Ter medo do desconhecido é próprio do ser humano e é, inclusivamente, um sinal de alerta que potencia a auto preservação. É bom sentir medos, portanto. E é esta verdade científica, associada à certeza de que não existem tigres-lírios, que permite aos pais, avós e educadores conversarem depois com as suas crianças, dissecando com elas os seus medos e pulverizando muitos dos seus maiores e mais terríveis pesadelos.

É mais fácil desfazer a ideia de certos monstros e matar alguns fantasmas depois de ver uma peça de teatro em que as crianças perceberam em toda a extensão que há criaturas que não existem e medos que não vale a pena ter, do que tentar explicar-lhes estas coisas sem terem feito a experiência de se reverem em atores ou protagonistas reais ou imaginários de histórias bem escritas ou bem interpretadas.

Nesta rentrée os pais e educadores de crianças e jovens ganharam novas ferramentas para os ajudar a lidar com os seus medos, angústias, ansiedades, e até com situações mais dramáticas como as das vítimas de bullying ou alguma forma de assédio. Passaram a ter o Teatro LU.CA, onde a programação se estende a palestras e Master Classes sobre temas tão essenciais como o racismo e a discriminação, mas também o recém-publicado Livro das Emoções, de Filipa Saragga, escrito em coautoria com as técnicas da Consulta de Ansiedade do Centro de Progresso Infantil e prefaciado por Nuno Lobo Antunes.

O Livro das Emoções é um livro cheio de beleza e magia que explica às crianças as emoções e as maneiras de lidar com elas. Não fala apenas de medos, mas também de saudade, raiva, nojo, tristeza, vergonha, frustração e alegria. Este livro surge na sequência de um outro, integrado no Plano Nacional de Leitura desde o ano em que foi publicado. Falo d’A Princesa Azul, história escrita com a intenção de promover o combate ao bullying através da consciência dos danos que qualquer forma de assédio provoca nas vítimas, sobretudo em idades precoces ou quando a personalidade ainda não está completamente formada e, por isso mesmo, é mais frágil e mais vulnerável.

A Princesa Azul tornou-se uma marca, aliás.
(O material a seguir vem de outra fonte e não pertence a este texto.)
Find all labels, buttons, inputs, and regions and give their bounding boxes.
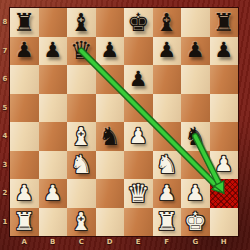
square-c6[interactable] [67,65,96,94]
square-b7[interactable]: ♟ [39,37,68,66]
square-c4[interactable]: ♝ [67,122,96,151]
rank-label-2: 2 [0,179,10,208]
square-c5[interactable] [67,94,96,123]
square-c7[interactable]: ♛ [67,37,96,66]
square-c8[interactable]: ♝ [67,8,96,37]
piece-white-pawn[interactable]: ♟ [15,183,34,204]
piece-black-king[interactable]: ♚ [127,10,149,35]
square-h1[interactable] [210,208,239,237]
file-label-b: B [39,236,68,250]
square-h7[interactable]: ♟ [210,37,239,66]
file-label-a: A [10,236,39,250]
square-f4[interactable] [153,122,182,151]
rank-label-3: 3 [0,151,10,180]
file-label-g: G [181,236,210,250]
piece-white-bishop[interactable]: ♝ [70,209,92,234]
piece-white-pawn[interactable]: ♟ [157,183,176,204]
square-g6[interactable] [181,65,210,94]
file-label-h: H [210,236,239,250]
piece-black-pawn[interactable]: ♟ [186,40,205,61]
square-h6[interactable] [210,65,239,94]
square-a4[interactable] [10,122,39,151]
square-a3[interactable] [10,151,39,180]
square-a6[interactable] [10,65,39,94]
piece-white-pawn[interactable]: ♟ [214,154,233,175]
square-h4[interactable] [210,122,239,151]
square-d1[interactable] [96,208,125,237]
square-e4[interactable]: ♟ [124,122,153,151]
square-b3[interactable] [39,151,68,180]
square-a2[interactable]: ♟ [10,179,39,208]
square-a7[interactable]: ♟ [10,37,39,66]
square-g1[interactable]: ♚ [181,208,210,237]
square-e1[interactable] [124,208,153,237]
file-label-f: F [153,236,182,250]
piece-black-knight[interactable]: ♞ [184,124,206,149]
square-g3[interactable] [181,151,210,180]
piece-white-rook[interactable]: ♜ [13,209,35,234]
rank-label-5: 5 [0,94,10,123]
piece-white-pawn[interactable]: ♟ [186,183,205,204]
piece-white-pawn[interactable]: ♟ [43,183,62,204]
piece-white-pawn[interactable]: ♟ [129,126,148,147]
square-f5[interactable] [153,94,182,123]
file-label-e: E [124,236,153,250]
rank-label-4: 4 [0,122,10,151]
file-label-c: C [67,236,96,250]
square-g5[interactable] [181,94,210,123]
square-a5[interactable] [10,94,39,123]
square-f3[interactable]: ♞ [153,151,182,180]
file-label-d: D [96,236,125,250]
piece-black-rook[interactable]: ♜ [13,10,35,35]
piece-black-pawn[interactable]: ♟ [214,40,233,61]
square-h8[interactable]: ♜ [210,8,239,37]
square-e5[interactable] [124,94,153,123]
square-b1[interactable] [39,208,68,237]
square-e7[interactable] [124,37,153,66]
piece-black-pawn[interactable]: ♟ [157,40,176,61]
rank-label-1: 1 [0,208,10,237]
piece-white-queen[interactable]: ♛ [127,181,149,206]
square-b4[interactable] [39,122,68,151]
rank-label-8: 8 [0,8,10,37]
square-e2[interactable]: ♛ [124,179,153,208]
piece-white-rook[interactable]: ♜ [156,209,178,234]
square-g8[interactable] [181,8,210,37]
piece-white-bishop[interactable]: ♝ [70,124,92,149]
square-f2[interactable]: ♟ [153,179,182,208]
square-f1[interactable]: ♜ [153,208,182,237]
piece-black-queen[interactable]: ♛ [70,38,92,63]
chess-board-frame: 87654321 ABCDEFGH ♜♝♚♝♜♟♟♛♟♟♟♟♟♝♞♟♞♞♞♟♟♟… [0,0,250,250]
piece-black-bishop[interactable]: ♝ [70,10,92,35]
square-f8[interactable]: ♝ [153,8,182,37]
piece-black-rook[interactable]: ♜ [213,10,235,35]
square-e6[interactable]: ♟ [124,65,153,94]
square-d8[interactable] [96,8,125,37]
piece-white-king[interactable]: ♚ [184,209,206,234]
piece-black-knight[interactable]: ♞ [99,124,121,149]
piece-black-bishop[interactable]: ♝ [156,10,178,35]
square-h5[interactable] [210,94,239,123]
square-b6[interactable] [39,65,68,94]
square-g2[interactable]: ♟ [181,179,210,208]
square-c1[interactable]: ♝ [67,208,96,237]
square-h3[interactable]: ♟ [210,151,239,180]
chess-board: ♜♝♚♝♜♟♟♛♟♟♟♟♟♝♞♟♞♞♞♟♟♟♛♟♟♜♝♜♚ [10,8,238,236]
square-a8[interactable]: ♜ [10,8,39,37]
piece-black-pawn[interactable]: ♟ [15,40,34,61]
square-g4[interactable]: ♞ [181,122,210,151]
square-d6[interactable] [96,65,125,94]
piece-black-pawn[interactable]: ♟ [100,40,119,61]
rank-label-7: 7 [0,37,10,66]
square-d2[interactable] [96,179,125,208]
piece-black-pawn[interactable]: ♟ [43,40,62,61]
rank-labels: 87654321 [0,8,10,236]
square-d4[interactable]: ♞ [96,122,125,151]
piece-black-pawn[interactable]: ♟ [129,69,148,90]
piece-white-knight[interactable]: ♞ [70,152,92,177]
square-c2[interactable] [67,179,96,208]
square-g7[interactable]: ♟ [181,37,210,66]
square-d3[interactable] [96,151,125,180]
square-e3[interactable] [124,151,153,180]
square-h2[interactable] [210,179,239,208]
rank-label-6: 6 [0,65,10,94]
square-f7[interactable]: ♟ [153,37,182,66]
square-f6[interactable] [153,65,182,94]
piece-white-knight[interactable]: ♞ [156,152,178,177]
square-a1[interactable]: ♜ [10,208,39,237]
square-b2[interactable]: ♟ [39,179,68,208]
square-b5[interactable] [39,94,68,123]
square-e8[interactable]: ♚ [124,8,153,37]
square-d7[interactable]: ♟ [96,37,125,66]
square-d5[interactable] [96,94,125,123]
square-c3[interactable]: ♞ [67,151,96,180]
file-labels: ABCDEFGH [10,236,238,250]
square-b8[interactable] [39,8,68,37]
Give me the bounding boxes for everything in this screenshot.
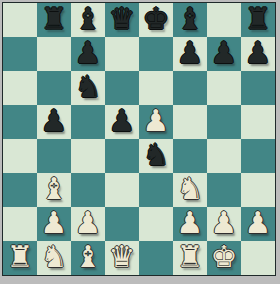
square-b8[interactable]: ♜ bbox=[37, 3, 71, 37]
square-f5[interactable] bbox=[173, 105, 207, 139]
square-a2[interactable] bbox=[3, 207, 37, 241]
black-pawn: ♟ bbox=[75, 38, 102, 68]
square-f2[interactable]: ♟ bbox=[173, 207, 207, 241]
black-pawn: ♟ bbox=[177, 38, 204, 68]
square-f1[interactable]: ♜ bbox=[173, 241, 207, 275]
square-g7[interactable]: ♟ bbox=[207, 37, 241, 71]
white-pawn: ♟ bbox=[143, 106, 170, 136]
square-a7[interactable] bbox=[3, 37, 37, 71]
square-f8[interactable]: ♝ bbox=[173, 3, 207, 37]
chess-diagram: ♜♝♛♚♝♜♟♟♟♟♞♟♟♟♞♝♞♟♟♟♟♟♜♞♝♛♜♚ bbox=[0, 0, 280, 284]
square-d7[interactable] bbox=[105, 37, 139, 71]
square-g3[interactable] bbox=[207, 173, 241, 207]
square-d1[interactable]: ♛ bbox=[105, 241, 139, 275]
black-pawn: ♟ bbox=[41, 106, 68, 136]
square-c1[interactable]: ♝ bbox=[71, 241, 105, 275]
white-bishop: ♝ bbox=[75, 242, 102, 272]
square-h4[interactable] bbox=[241, 139, 275, 173]
square-a1[interactable]: ♜ bbox=[3, 241, 37, 275]
square-h5[interactable] bbox=[241, 105, 275, 139]
square-d4[interactable] bbox=[105, 139, 139, 173]
square-g1[interactable]: ♚ bbox=[207, 241, 241, 275]
white-queen: ♛ bbox=[109, 242, 136, 272]
square-g2[interactable]: ♟ bbox=[207, 207, 241, 241]
square-h1[interactable] bbox=[241, 241, 275, 275]
black-pawn: ♟ bbox=[109, 106, 136, 136]
black-bishop: ♝ bbox=[177, 4, 204, 34]
white-rook: ♜ bbox=[177, 242, 204, 272]
square-h7[interactable]: ♟ bbox=[241, 37, 275, 71]
square-e4[interactable]: ♞ bbox=[139, 139, 173, 173]
square-b1[interactable]: ♞ bbox=[37, 241, 71, 275]
square-h2[interactable]: ♟ bbox=[241, 207, 275, 241]
square-d6[interactable] bbox=[105, 71, 139, 105]
white-knight: ♞ bbox=[41, 242, 68, 272]
square-a5[interactable] bbox=[3, 105, 37, 139]
black-rook: ♜ bbox=[245, 4, 272, 34]
square-c7[interactable]: ♟ bbox=[71, 37, 105, 71]
black-bishop: ♝ bbox=[75, 4, 102, 34]
white-knight: ♞ bbox=[177, 174, 204, 204]
square-b3[interactable]: ♝ bbox=[37, 173, 71, 207]
white-rook: ♜ bbox=[7, 242, 34, 272]
black-rook: ♜ bbox=[41, 4, 68, 34]
square-c8[interactable]: ♝ bbox=[71, 3, 105, 37]
square-g8[interactable] bbox=[207, 3, 241, 37]
square-f6[interactable] bbox=[173, 71, 207, 105]
black-knight: ♞ bbox=[143, 140, 170, 170]
square-b4[interactable] bbox=[37, 139, 71, 173]
square-c2[interactable]: ♟ bbox=[71, 207, 105, 241]
square-e3[interactable] bbox=[139, 173, 173, 207]
square-b2[interactable]: ♟ bbox=[37, 207, 71, 241]
black-pawn: ♟ bbox=[245, 38, 272, 68]
square-h3[interactable] bbox=[241, 173, 275, 207]
square-e2[interactable] bbox=[139, 207, 173, 241]
white-pawn: ♟ bbox=[211, 208, 238, 238]
square-e8[interactable]: ♚ bbox=[139, 3, 173, 37]
square-c3[interactable] bbox=[71, 173, 105, 207]
square-h8[interactable]: ♜ bbox=[241, 3, 275, 37]
square-b6[interactable] bbox=[37, 71, 71, 105]
white-pawn: ♟ bbox=[245, 208, 272, 238]
square-g6[interactable] bbox=[207, 71, 241, 105]
square-h6[interactable] bbox=[241, 71, 275, 105]
square-e6[interactable] bbox=[139, 71, 173, 105]
black-king: ♚ bbox=[143, 4, 170, 34]
black-queen: ♛ bbox=[109, 4, 136, 34]
black-pawn: ♟ bbox=[211, 38, 238, 68]
square-g4[interactable] bbox=[207, 139, 241, 173]
square-c4[interactable] bbox=[71, 139, 105, 173]
square-a3[interactable] bbox=[3, 173, 37, 207]
square-c5[interactable] bbox=[71, 105, 105, 139]
square-e1[interactable] bbox=[139, 241, 173, 275]
black-knight: ♞ bbox=[75, 72, 102, 102]
board-frame: ♜♝♛♚♝♜♟♟♟♟♞♟♟♟♞♝♞♟♟♟♟♟♜♞♝♛♜♚ bbox=[2, 2, 276, 276]
square-a8[interactable] bbox=[3, 3, 37, 37]
square-a4[interactable] bbox=[3, 139, 37, 173]
chess-board: ♜♝♛♚♝♜♟♟♟♟♞♟♟♟♞♝♞♟♟♟♟♟♜♞♝♛♜♚ bbox=[3, 3, 275, 275]
square-g5[interactable] bbox=[207, 105, 241, 139]
square-b7[interactable] bbox=[37, 37, 71, 71]
square-d2[interactable] bbox=[105, 207, 139, 241]
white-pawn: ♟ bbox=[41, 208, 68, 238]
square-f4[interactable] bbox=[173, 139, 207, 173]
square-e5[interactable]: ♟ bbox=[139, 105, 173, 139]
white-pawn: ♟ bbox=[75, 208, 102, 238]
square-c6[interactable]: ♞ bbox=[71, 71, 105, 105]
white-pawn: ♟ bbox=[177, 208, 204, 238]
square-d8[interactable]: ♛ bbox=[105, 3, 139, 37]
white-king: ♚ bbox=[211, 242, 238, 272]
square-a6[interactable] bbox=[3, 71, 37, 105]
white-bishop: ♝ bbox=[41, 174, 68, 204]
square-d5[interactable]: ♟ bbox=[105, 105, 139, 139]
square-f3[interactable]: ♞ bbox=[173, 173, 207, 207]
square-e7[interactable] bbox=[139, 37, 173, 71]
square-d3[interactable] bbox=[105, 173, 139, 207]
square-f7[interactable]: ♟ bbox=[173, 37, 207, 71]
square-b5[interactable]: ♟ bbox=[37, 105, 71, 139]
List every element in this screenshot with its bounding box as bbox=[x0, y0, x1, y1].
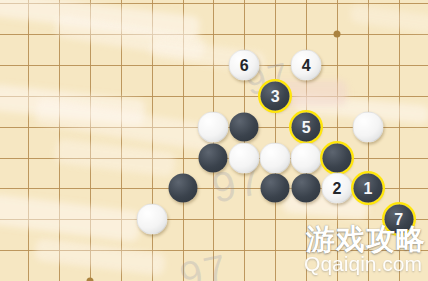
move-number: 1 bbox=[363, 174, 372, 203]
grid-vline bbox=[59, 0, 60, 281]
star-point bbox=[86, 278, 93, 281]
grid-vline bbox=[152, 0, 153, 281]
stone-black[interactable] bbox=[292, 174, 321, 203]
gomoku-board[interactable]: 979797 6435217 游戏攻略 Qqaiqin.com bbox=[0, 0, 428, 281]
grid-vline bbox=[28, 0, 29, 281]
stone-white-move-4[interactable]: 4 bbox=[291, 49, 322, 80]
glare-streak bbox=[34, 238, 166, 276]
grid-hline bbox=[0, 3, 428, 4]
stone-white[interactable] bbox=[198, 111, 229, 142]
grid-vline bbox=[275, 0, 276, 281]
move-number: 4 bbox=[302, 50, 311, 79]
stone-black-move-5-highlighted[interactable]: 5 bbox=[292, 112, 321, 141]
grid-hline bbox=[0, 65, 428, 66]
stone-white[interactable] bbox=[136, 204, 167, 235]
glare-streak bbox=[349, 4, 428, 34]
stone-white[interactable] bbox=[291, 142, 322, 173]
move-number: 3 bbox=[271, 81, 280, 110]
grid-vline bbox=[90, 0, 91, 281]
stone-white-move-2[interactable]: 2 bbox=[322, 173, 353, 204]
stone-black[interactable] bbox=[168, 174, 197, 203]
move-number: 5 bbox=[302, 112, 311, 141]
stone-black[interactable] bbox=[199, 143, 228, 172]
grid-vline bbox=[183, 0, 184, 281]
glare-streak bbox=[34, 98, 221, 153]
stone-white[interactable] bbox=[229, 142, 260, 173]
move-number: 6 bbox=[240, 50, 249, 79]
grid-hline bbox=[0, 96, 428, 97]
stone-black-move-3-highlighted[interactable]: 3 bbox=[261, 81, 290, 110]
move-number: 2 bbox=[333, 174, 342, 203]
stone-black-highlighted[interactable] bbox=[323, 143, 352, 172]
watermark-site-url: Qqaiqin.com bbox=[304, 252, 422, 276]
stone-white[interactable] bbox=[260, 142, 291, 173]
stone-black-move-1-highlighted[interactable]: 1 bbox=[353, 174, 382, 203]
stone-white[interactable] bbox=[352, 111, 383, 142]
grid-vline bbox=[121, 0, 122, 281]
star-point bbox=[334, 30, 341, 37]
glare-streak bbox=[0, 84, 146, 126]
grid-hline bbox=[0, 34, 428, 35]
stone-white-move-6[interactable]: 6 bbox=[229, 49, 260, 80]
stone-black[interactable] bbox=[230, 112, 259, 141]
stone-black[interactable] bbox=[261, 174, 290, 203]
Uma personagem com vida própria que gerou uma Associação cuja vocação é ir a escolas teatralizar situações de bullying, permitindo às crianças e jovens compreender melhor o impacto destrutivo de certas palavras e atos. Através da história da Princesa Azul, dos seus amigos e inimigos, as crianças ficam mais conscientes do poder resgatador ou demolidor daquilo que dizem e fazem umas às outras. Mais uma vez a ligação entre livros de histórias e a representação destas mesmas histórias tem o múltiplo efeito de despertar para uma realidade terrível, mas também dá origem a incríveis catarses, pois nas idas às escolas a Princesa Azul tem escutado partilhas de vítimas que se revêm na história e contam aquilo que lhes aconteceu.

Estas crianças nunca partilham em público, mas aproveitam a existência de uma Princesa Azul que vem ao seu encontro, convocando o seu imaginário, mas também a sua experiência e vivências, e no segredo de um gabinete na própria escola ou segredando ao ouvido da Filipa Saragga, que encarna a inspiradora e terna personagem da Princesa Azul, contam terríveis episódios que as atormentam e até ali guardaram só para si. Sabemos bem que o medo, associado ao silêncio, provocam grandes danos na autoconfiança e na autoimagem de crianças e jovens. Danos que podem tornar-se irreparáveis se não forem detetados e tratados a tempo.

É muito impressionante assistir ao início deste processo catártico e curativo das crianças que sofrem por serem (ou terem sido) vítimas de agressão física, moral ou emocional. E é por ser tão impressionante e tão salvífico que não posso deixar de escrever também sobre este belíssimo Livro das Emoções, cheio de profundidade e realismo, mas também repleto de magia e mistério, em páginas a transbordar de ilustrações, mesmo como as crianças gostam.

Entre o livro e o Teatro LU.CA, a Associação Princesa Azul e a teatralização das histórias feita nas escolas, muita coisa pode ser processada, posta em perspetiva e renovada nas crianças, educadores e famílias. Que bom existirem estas e tantas outras boas maneiras de combater os medos das crianças.